Au Forum Chine–RDC à Kinshasa, l’ancien Inspecteur général des finances, Jules Alingete Key, a longuement éclairé les enjeux, les réformes et les résultats de la revisitation du contrat Sicomines, présenté comme un tournant dans la gouvernance minière congolaise. Ce Forum a été organisé par l’Agence Congolaise de Presse (ACP) et l’Agence Chine Nouvelle.
Un modèle « infrastructures contre ressources » à réajuster
Dans son exposé, Jules Alingete est revenu sur la logique initiale du partenariat avec l’entreprise Sicomines, basé sur un échange entre ressources minières et financement d’infrastructures. Contrairement à d’autres entreprises minières, ce projet imposait à la partie chinoise de financer directement des ouvrages publics en contrepartie d’exonérations fiscales.
Initialement estimée à 6 milliards de dollars américains, l’enveloppe dédiée aux infrastructures a été réduite à 3 milliards de dollars américains sous pression des institutions internationales. Toutefois, les exonérations accordées ont ensuite été encadrées par une loi adoptée en 2014, renforçant leur base juridique.

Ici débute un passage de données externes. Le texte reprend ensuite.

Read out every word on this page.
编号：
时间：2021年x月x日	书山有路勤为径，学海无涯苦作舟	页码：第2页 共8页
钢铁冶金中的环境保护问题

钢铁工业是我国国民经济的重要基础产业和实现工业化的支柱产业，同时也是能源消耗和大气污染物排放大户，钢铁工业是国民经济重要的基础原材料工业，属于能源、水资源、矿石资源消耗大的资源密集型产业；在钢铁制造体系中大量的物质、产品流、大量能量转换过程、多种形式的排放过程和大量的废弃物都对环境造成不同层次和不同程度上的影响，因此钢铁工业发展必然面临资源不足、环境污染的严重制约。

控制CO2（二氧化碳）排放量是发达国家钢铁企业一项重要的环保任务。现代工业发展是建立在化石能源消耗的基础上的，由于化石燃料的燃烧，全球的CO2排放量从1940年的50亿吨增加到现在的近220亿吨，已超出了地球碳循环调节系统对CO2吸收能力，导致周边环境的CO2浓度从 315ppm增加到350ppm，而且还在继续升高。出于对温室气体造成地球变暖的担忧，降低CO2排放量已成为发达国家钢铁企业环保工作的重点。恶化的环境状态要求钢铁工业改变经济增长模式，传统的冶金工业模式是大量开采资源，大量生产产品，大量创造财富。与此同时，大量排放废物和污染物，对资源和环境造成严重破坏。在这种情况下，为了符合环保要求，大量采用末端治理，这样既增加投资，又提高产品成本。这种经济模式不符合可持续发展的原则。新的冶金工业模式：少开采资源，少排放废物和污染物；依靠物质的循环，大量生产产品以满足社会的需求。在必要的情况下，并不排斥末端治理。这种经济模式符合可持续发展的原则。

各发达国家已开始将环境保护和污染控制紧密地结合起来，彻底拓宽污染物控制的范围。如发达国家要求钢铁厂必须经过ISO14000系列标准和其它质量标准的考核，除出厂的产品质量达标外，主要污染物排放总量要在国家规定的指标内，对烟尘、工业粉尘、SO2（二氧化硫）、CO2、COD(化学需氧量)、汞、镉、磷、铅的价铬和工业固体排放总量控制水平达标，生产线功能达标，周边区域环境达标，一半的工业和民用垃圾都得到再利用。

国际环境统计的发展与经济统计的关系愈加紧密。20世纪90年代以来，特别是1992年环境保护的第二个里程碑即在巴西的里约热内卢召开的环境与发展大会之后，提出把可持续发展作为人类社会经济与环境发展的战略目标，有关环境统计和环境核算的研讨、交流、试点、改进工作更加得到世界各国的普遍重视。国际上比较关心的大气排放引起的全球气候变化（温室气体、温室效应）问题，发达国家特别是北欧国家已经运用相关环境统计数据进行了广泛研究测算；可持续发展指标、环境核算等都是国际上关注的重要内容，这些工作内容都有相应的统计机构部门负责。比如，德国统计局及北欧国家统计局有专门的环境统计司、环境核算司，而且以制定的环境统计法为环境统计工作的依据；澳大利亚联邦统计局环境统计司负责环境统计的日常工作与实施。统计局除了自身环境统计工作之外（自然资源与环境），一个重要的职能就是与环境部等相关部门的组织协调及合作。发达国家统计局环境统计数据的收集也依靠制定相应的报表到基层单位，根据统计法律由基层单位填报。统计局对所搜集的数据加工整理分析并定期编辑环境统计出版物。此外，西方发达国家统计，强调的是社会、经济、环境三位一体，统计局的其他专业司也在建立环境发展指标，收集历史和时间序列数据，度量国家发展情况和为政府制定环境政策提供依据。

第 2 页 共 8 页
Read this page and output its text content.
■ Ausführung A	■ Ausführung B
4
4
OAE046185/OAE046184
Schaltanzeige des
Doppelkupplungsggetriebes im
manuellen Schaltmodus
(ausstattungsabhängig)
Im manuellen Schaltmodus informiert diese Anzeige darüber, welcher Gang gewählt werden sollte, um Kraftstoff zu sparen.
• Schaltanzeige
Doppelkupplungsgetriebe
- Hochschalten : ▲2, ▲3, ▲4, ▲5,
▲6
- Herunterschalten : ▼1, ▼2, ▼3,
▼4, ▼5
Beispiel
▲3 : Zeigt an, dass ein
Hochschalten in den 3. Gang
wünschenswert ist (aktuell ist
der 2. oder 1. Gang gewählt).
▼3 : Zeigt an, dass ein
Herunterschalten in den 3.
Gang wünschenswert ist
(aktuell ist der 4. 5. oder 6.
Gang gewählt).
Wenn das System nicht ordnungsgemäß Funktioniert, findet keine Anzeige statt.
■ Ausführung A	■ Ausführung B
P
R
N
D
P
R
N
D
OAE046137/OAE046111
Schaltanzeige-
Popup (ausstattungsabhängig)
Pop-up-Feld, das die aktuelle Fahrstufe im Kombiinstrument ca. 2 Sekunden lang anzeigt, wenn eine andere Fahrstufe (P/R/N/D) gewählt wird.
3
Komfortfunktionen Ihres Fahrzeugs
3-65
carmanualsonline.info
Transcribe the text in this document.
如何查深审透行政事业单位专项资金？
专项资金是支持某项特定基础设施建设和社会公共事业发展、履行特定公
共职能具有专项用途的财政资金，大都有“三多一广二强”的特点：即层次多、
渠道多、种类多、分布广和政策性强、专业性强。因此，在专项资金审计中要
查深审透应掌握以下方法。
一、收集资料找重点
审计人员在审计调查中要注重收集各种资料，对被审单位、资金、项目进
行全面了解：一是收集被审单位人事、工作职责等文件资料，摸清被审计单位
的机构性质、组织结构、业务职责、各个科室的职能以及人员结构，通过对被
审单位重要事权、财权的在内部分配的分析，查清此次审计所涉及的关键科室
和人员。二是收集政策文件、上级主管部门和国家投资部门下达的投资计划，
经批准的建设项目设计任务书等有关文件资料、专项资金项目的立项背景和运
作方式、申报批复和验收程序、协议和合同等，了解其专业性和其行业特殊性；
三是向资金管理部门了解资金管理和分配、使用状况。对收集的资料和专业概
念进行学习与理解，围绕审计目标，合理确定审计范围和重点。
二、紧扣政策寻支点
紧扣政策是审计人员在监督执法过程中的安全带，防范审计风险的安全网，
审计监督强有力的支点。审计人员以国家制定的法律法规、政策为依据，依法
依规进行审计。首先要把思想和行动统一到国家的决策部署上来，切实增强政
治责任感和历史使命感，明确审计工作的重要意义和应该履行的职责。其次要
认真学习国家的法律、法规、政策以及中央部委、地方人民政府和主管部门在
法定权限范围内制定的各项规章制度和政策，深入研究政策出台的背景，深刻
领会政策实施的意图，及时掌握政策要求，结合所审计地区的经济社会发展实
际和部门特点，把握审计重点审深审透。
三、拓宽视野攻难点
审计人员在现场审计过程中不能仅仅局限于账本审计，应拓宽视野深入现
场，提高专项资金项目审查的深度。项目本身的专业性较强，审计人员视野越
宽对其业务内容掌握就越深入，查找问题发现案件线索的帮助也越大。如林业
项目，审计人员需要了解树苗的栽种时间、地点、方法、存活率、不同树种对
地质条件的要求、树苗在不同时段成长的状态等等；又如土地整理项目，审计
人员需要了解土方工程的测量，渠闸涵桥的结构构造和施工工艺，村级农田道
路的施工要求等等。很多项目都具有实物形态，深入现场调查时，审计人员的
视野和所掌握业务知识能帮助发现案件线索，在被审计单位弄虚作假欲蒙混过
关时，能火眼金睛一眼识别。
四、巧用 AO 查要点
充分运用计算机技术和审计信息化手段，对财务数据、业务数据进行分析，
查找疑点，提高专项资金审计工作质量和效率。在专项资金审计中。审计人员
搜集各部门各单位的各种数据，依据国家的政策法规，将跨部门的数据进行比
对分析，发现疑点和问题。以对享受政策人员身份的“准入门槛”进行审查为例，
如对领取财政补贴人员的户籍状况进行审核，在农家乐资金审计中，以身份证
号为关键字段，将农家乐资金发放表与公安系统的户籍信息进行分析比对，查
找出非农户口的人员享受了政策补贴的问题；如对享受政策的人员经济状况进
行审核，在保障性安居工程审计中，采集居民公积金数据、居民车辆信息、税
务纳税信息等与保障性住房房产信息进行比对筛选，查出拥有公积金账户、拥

Des dérives corrigées par les audits
L’ex-patron de l’Inspection générale des finances a dénoncé des pratiques de mauvaise gouvernance, notamment des pressions exercées sur les prestataires et des tentatives de détournement dans l’exécution des projets. Ces dérives ont conduit l’État congolais à diligenter des missions de contrôle, révélant des écarts entre les avantages fiscaux accordés et les infrastructures réellement livrées. D’où la décision de revisiter en profondeur le contrat pour rétablir l’équilibre et renforcer la transparence.
Une révision fondée sur la réalité des ressources
Au cœur des réformes figure l’exigence d’un audit technique et financier pour certifier les réserves minières. Selon Jules Alingete, cette étape conditionne la poursuite des investissements et l’augmentation de la production. Les parties ont ainsi convenu de suspendre temporairement certains engagements, le temps d’évaluer la viabilité réelle du projet. Une fois les ressources confirmées, les investissements peuvent reprendre sur des bases solides.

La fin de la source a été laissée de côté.